Jobs Do Grow on Trees?
The grass will soon get greener for some people in need of skills and steady jobs. The Department of Labor awarded $150 million in "Pathways Out of Poverty" grants this week focused on getting low-income people into green jobs.
The 38 local organizations that got the green jobs training grants have been asked to focus their efforts in areas where at least 15% of the population lives below the poverty line. Outreach will focus on the already unemployed, people with criminal records and those who didn't finish high school. These positions in the "green economy" include work like installing solar panels and winterizing homes. It's a great idea, though $150 million is such an infinitesimal drop in the bucket that it won't do much to improve dismal job numbers.

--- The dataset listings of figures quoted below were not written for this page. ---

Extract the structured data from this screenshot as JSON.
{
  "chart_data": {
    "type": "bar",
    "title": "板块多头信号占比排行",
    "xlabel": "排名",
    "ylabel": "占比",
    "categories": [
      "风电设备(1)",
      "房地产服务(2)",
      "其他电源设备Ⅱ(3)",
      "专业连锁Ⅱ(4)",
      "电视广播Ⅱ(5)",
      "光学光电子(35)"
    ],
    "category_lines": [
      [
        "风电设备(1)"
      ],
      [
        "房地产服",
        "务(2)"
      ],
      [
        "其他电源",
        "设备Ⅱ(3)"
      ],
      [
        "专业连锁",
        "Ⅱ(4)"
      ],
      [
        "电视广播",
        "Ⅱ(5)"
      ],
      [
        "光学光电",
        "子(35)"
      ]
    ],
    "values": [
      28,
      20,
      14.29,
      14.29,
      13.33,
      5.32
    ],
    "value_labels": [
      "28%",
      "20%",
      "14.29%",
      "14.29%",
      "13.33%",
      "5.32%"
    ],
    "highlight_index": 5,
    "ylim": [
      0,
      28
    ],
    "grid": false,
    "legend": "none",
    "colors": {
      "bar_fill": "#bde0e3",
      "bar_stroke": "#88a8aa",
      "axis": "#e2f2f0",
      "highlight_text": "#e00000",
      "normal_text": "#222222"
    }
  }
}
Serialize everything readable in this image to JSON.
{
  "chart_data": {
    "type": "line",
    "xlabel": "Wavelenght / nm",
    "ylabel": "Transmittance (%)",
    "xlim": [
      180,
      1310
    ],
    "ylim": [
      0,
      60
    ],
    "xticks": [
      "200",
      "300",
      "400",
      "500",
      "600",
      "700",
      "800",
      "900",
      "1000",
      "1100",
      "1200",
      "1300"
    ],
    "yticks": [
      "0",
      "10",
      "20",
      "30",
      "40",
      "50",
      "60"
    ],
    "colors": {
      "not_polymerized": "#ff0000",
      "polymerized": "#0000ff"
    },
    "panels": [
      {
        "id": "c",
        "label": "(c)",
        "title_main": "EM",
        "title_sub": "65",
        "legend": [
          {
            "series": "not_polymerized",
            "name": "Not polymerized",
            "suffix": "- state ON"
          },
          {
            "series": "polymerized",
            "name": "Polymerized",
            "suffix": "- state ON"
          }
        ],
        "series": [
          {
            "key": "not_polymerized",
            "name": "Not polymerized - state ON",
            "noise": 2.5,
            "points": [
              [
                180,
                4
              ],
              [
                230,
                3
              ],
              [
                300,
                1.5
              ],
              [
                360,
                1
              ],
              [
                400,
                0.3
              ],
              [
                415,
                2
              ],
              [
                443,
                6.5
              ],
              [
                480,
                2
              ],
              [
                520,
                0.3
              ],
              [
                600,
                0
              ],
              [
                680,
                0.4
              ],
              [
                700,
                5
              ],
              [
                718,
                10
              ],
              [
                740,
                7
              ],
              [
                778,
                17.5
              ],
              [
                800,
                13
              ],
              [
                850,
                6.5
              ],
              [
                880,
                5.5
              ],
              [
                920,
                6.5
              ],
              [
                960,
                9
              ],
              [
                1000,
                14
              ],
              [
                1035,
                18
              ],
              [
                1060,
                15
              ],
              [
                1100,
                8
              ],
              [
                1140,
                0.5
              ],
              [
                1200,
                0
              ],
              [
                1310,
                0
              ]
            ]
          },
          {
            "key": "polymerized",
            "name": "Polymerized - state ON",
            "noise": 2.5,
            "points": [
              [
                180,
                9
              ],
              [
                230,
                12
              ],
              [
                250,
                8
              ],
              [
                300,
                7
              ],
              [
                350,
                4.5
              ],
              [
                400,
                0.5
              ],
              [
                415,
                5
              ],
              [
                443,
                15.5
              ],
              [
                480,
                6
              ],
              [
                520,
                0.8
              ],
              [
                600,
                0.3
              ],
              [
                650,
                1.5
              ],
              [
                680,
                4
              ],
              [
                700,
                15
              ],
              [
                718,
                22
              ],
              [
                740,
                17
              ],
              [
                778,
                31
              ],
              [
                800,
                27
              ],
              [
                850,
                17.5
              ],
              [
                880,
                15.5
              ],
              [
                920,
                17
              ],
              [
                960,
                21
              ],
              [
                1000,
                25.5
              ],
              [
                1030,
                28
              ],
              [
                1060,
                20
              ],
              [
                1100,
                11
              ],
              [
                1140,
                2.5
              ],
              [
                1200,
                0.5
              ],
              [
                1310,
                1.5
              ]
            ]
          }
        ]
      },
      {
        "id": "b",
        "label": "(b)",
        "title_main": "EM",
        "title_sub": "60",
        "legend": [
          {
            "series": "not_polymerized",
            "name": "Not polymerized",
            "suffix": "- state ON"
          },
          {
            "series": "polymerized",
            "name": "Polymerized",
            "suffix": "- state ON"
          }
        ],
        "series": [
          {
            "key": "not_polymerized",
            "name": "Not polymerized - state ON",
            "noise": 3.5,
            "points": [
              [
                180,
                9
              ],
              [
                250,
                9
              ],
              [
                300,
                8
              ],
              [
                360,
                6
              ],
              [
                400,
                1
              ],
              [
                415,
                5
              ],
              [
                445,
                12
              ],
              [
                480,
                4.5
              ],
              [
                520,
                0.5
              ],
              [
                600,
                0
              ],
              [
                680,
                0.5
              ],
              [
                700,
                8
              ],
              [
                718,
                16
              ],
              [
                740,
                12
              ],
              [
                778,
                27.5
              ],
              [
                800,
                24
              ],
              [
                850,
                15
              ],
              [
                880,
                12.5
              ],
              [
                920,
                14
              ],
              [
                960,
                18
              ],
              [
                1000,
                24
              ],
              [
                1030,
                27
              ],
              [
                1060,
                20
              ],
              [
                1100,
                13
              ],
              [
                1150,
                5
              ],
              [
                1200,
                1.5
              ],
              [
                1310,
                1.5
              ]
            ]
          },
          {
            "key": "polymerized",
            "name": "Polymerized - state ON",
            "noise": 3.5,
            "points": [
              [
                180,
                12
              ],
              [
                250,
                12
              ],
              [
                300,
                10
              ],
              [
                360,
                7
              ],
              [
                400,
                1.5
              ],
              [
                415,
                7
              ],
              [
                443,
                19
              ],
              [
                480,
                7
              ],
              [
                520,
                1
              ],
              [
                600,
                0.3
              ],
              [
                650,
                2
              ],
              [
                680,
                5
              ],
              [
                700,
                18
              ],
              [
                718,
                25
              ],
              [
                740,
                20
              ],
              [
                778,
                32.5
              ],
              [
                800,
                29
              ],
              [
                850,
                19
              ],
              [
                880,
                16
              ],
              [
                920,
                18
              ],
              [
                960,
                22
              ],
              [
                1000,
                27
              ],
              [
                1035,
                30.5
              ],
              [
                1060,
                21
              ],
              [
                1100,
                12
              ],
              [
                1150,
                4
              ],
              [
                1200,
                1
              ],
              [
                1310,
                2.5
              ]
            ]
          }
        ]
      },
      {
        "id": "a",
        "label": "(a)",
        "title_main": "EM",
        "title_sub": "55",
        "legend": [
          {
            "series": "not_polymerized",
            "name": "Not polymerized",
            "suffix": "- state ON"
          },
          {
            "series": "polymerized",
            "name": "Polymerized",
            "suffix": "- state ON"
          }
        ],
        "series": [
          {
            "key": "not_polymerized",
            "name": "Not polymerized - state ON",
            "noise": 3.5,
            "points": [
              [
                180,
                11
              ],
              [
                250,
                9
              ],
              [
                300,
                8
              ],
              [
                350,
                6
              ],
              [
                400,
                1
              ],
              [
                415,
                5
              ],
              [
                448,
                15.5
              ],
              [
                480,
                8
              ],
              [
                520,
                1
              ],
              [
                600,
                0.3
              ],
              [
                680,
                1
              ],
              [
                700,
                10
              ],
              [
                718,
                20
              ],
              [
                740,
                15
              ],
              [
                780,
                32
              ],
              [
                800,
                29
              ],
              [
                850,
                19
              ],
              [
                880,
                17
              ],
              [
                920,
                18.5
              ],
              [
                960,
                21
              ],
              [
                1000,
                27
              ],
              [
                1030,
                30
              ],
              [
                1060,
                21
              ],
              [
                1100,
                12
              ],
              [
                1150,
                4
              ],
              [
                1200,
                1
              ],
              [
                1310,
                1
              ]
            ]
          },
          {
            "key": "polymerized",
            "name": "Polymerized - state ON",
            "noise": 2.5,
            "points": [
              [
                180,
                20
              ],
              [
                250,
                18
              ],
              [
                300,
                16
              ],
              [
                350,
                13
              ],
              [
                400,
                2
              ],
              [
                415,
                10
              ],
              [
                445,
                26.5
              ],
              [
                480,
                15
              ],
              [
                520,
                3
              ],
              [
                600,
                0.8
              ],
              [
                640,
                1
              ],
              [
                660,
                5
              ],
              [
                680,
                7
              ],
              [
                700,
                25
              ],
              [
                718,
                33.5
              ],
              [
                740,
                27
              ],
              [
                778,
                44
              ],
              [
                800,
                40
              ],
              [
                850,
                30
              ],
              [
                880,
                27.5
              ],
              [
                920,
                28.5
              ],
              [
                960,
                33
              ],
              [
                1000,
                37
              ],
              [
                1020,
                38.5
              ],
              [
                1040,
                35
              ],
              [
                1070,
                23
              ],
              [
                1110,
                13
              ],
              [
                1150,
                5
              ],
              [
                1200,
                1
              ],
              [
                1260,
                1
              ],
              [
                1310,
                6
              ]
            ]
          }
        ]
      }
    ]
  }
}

Green job creation has been a pet project of Labor Secretary Hilda Solis for years; from 2001 to 2009, she advocated for eco-employment as the U.S. representative for California's 32nd district. While in the House, she introduced the Green Jobs Act, which passed under a hostile administration. It's interesting that Solis didn't sit on the Labor Committee in Congress. Instead, she served on the Energy and Commerce Committee, the Natural Resources Committee and the Select Committee on Energy Independence and Global Warming. Her parents, immigrants from Nicaragua and Mexico, were assembly line workers and union supporters.